この試合、ドジャースは無死一塁の好機を5回、7回、9回、13回と作り出した。だが、彼らはそのすべての場面で次打者が得点圏となる状況を作り出せなかった。フライアウトが3、三振が1。「Big Swing!」を繰り返した結果、総アウト数に対するフライアウトと三振の割合は両チームの間にこれだけの差が生まれた。
レッドソックス 35/54 64.8%
ドジャース 41/51 80.4%
昨年もリーグ4位の221本塁打を放ったドジャースだが、ここまで“マン振り野球”は顕著ではなかった。脇を固めるユーティリティーのキケ・ヘルナンデスやオースティン・バーンズ捕手などは進塁打や逆方向の打撃を実践し、身の丈にあったアプローチも見せていた。

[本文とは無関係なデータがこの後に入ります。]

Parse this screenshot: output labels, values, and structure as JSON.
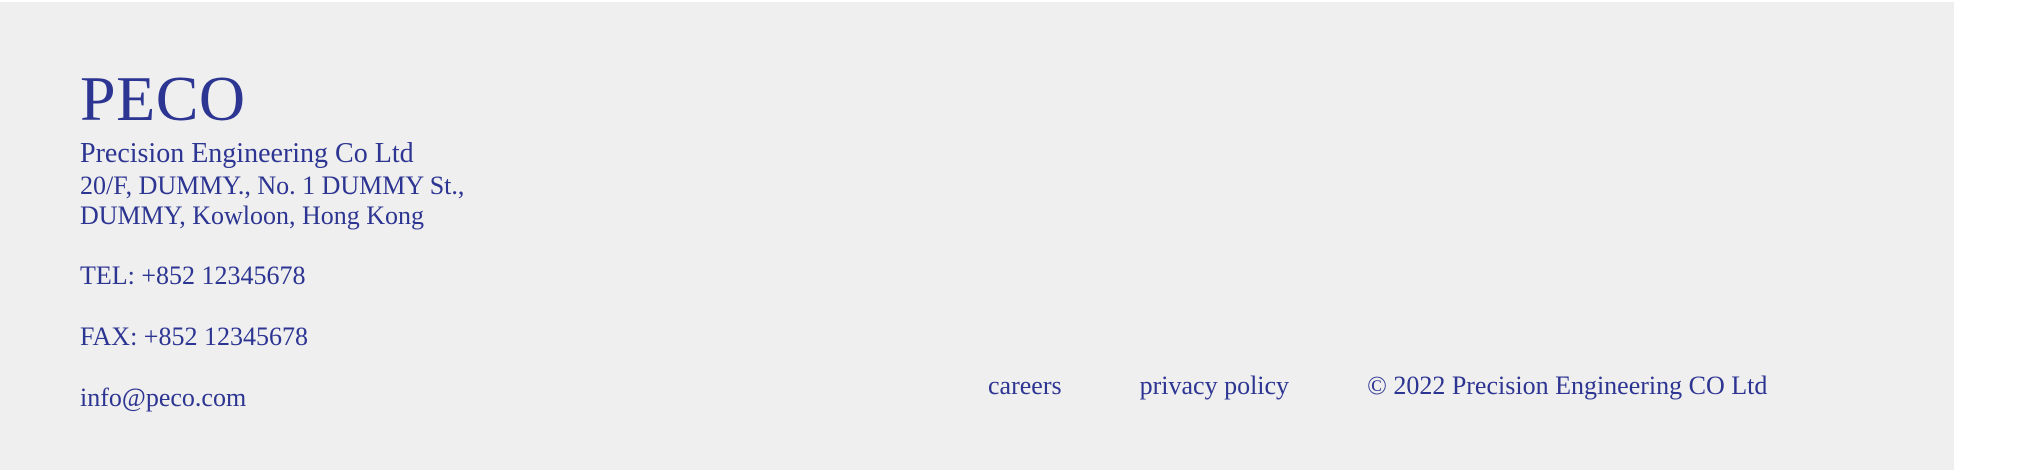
{
  "footer": {
    "brand": "PECO",
    "company_name": "Precision Engineering Co Ltd",
    "address_line1": "20/F, DUMMY., No. 1 DUMMY St.,",
    "address_line2": "DUMMY, Kowloon, Hong Kong",
    "tel": "TEL: +852 12345678",
    "fax": "FAX: +852 12345678",
    "email": "info@peco.com",
    "links": {
      "careers": "careers",
      "privacy_policy": "privacy policy"
    },
    "copyright": "© 2022 Precision Engineering CO Ltd"
  },
  "colors": {
    "text": "#2d3592",
    "background": "#efefef"
  }
}
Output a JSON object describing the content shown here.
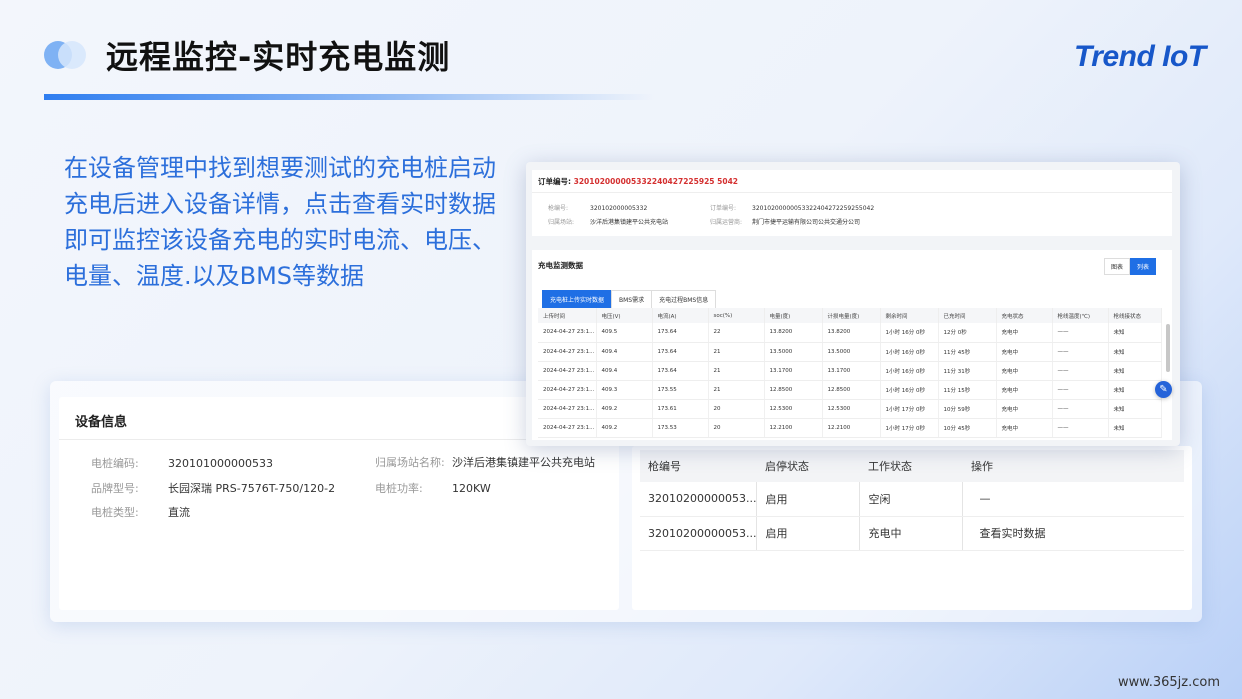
{
  "title": "远程监控-实时充电监测",
  "brand": "Trend IoT",
  "description": "在设备管理中找到想要测试的充电桩启动充电后进入设备详情，点击查看实时数据即可监控该设备充电的实时电流、电压、电量、温度.以及BMS等数据",
  "device_info": {
    "title": "设备信息",
    "items": [
      {
        "label": "电桩编码:",
        "value": "320101000000533"
      },
      {
        "label": "归属场站名称:",
        "value": "沙洋后港集镇建平公共充电站"
      },
      {
        "label": "品牌型号:",
        "value": "长园深瑞 PRS-7576T-750/120-2"
      },
      {
        "label": "电桩功率:",
        "value": "120KW"
      },
      {
        "label": "电桩类型:",
        "value": "直流"
      }
    ]
  },
  "gun_table": {
    "headers": [
      "枪编号",
      "启停状态",
      "工作状态",
      "操作"
    ],
    "rows": [
      {
        "id": "32010200000053...",
        "switch": "启用",
        "work": "空闲",
        "op": "—"
      },
      {
        "id": "32010200000053...",
        "switch": "启用",
        "work": "充电中",
        "op": "查看实时数据"
      }
    ]
  },
  "order": {
    "label": "订单编号:",
    "number": "320102000005332240427225925 5042",
    "items": [
      {
        "label": "枪编号:",
        "value": "320102000005332"
      },
      {
        "label": "订单编号:",
        "value": "32010200000053322404272259255042"
      },
      {
        "label": "归属场站:",
        "value": "沙洋后港集镇建平公共充电站"
      },
      {
        "label": "归属运营商:",
        "value": "荆门市捷平运输有限公司公共交通分公司"
      }
    ]
  },
  "monitor": {
    "title": "充电监测数据",
    "view_buttons": [
      "图表",
      "列表"
    ],
    "tabs": [
      "充电桩上传实时数据",
      "BMS需求",
      "充电过程BMS信息"
    ],
    "headers": [
      "上传时间",
      "电压(V)",
      "电流(A)",
      "soc(%)",
      "电量(度)",
      "计损电量(度)",
      "剩余时间",
      "已充时间",
      "充电状态",
      "枪线温度(℃)",
      "枪线接状态"
    ],
    "rows": [
      [
        "2024-04-27 23:1...",
        "409.5",
        "173.64",
        "22",
        "13.8200",
        "13.8200",
        "1小时 16分 0秒",
        "12分 0秒",
        "充电中",
        "——",
        "未知"
      ],
      [
        "2024-04-27 23:1...",
        "409.4",
        "173.64",
        "21",
        "13.5000",
        "13.5000",
        "1小时 16分 0秒",
        "11分 45秒",
        "充电中",
        "——",
        "未知"
      ],
      [
        "2024-04-27 23:1...",
        "409.4",
        "173.64",
        "21",
        "13.1700",
        "13.1700",
        "1小时 16分 0秒",
        "11分 31秒",
        "充电中",
        "——",
        "未知"
      ],
      [
        "2024-04-27 23:1...",
        "409.3",
        "173.55",
        "21",
        "12.8500",
        "12.8500",
        "1小时 16分 0秒",
        "11分 15秒",
        "充电中",
        "——",
        "未知"
      ],
      [
        "2024-04-27 23:1...",
        "409.2",
        "173.61",
        "20",
        "12.5300",
        "12.5300",
        "1小时 17分 0秒",
        "10分 59秒",
        "充电中",
        "——",
        "未知"
      ],
      [
        "2024-04-27 23:1...",
        "409.2",
        "173.53",
        "20",
        "12.2100",
        "12.2100",
        "1小时 17分 0秒",
        "10分 45秒",
        "充电中",
        "——",
        "未知"
      ]
    ]
  },
  "watermark": "www.365jz.com"
}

ところが、今年はジャスティン・ターナー内野手を除く全員が常に本塁打狙いである。ファーハン・ザイディGMが推進する『フライボール革命』や『バレルゾーン』の理論を忠実に実践している。その中で唯一、状況に応じた打撃を続けるチームの主砲ターナーの打撃をバック氏は実況でこう表現した。
「Best Hitter in the league」
マエケンが示したプロの技。
選手が持つ才能や技術は間違いなく世界最高峰。なのに、味気ない野球に特化していくメジャーリーグの流れ。その中でこの第3戦、前田健太が“日本野球ここにあり!”とも言うべきプロの技を見せてくれた。
同点の15回。7人目として登板した前田はいきなり無死一、二塁のピンチを招いた。打者は8番のクリスチャン・バスケス。ドジャースならばここで犠打のサインはないが、レッドソックスならば当たり前。前田は内角に球威を殺した直球を投げ込むと同時に三塁側へダッシュ。バント処理すると振り向きざまに三塁へ矢のようなストライク送球で封殺。流れに乗った前田はその後5者連続三振の快投を見せた。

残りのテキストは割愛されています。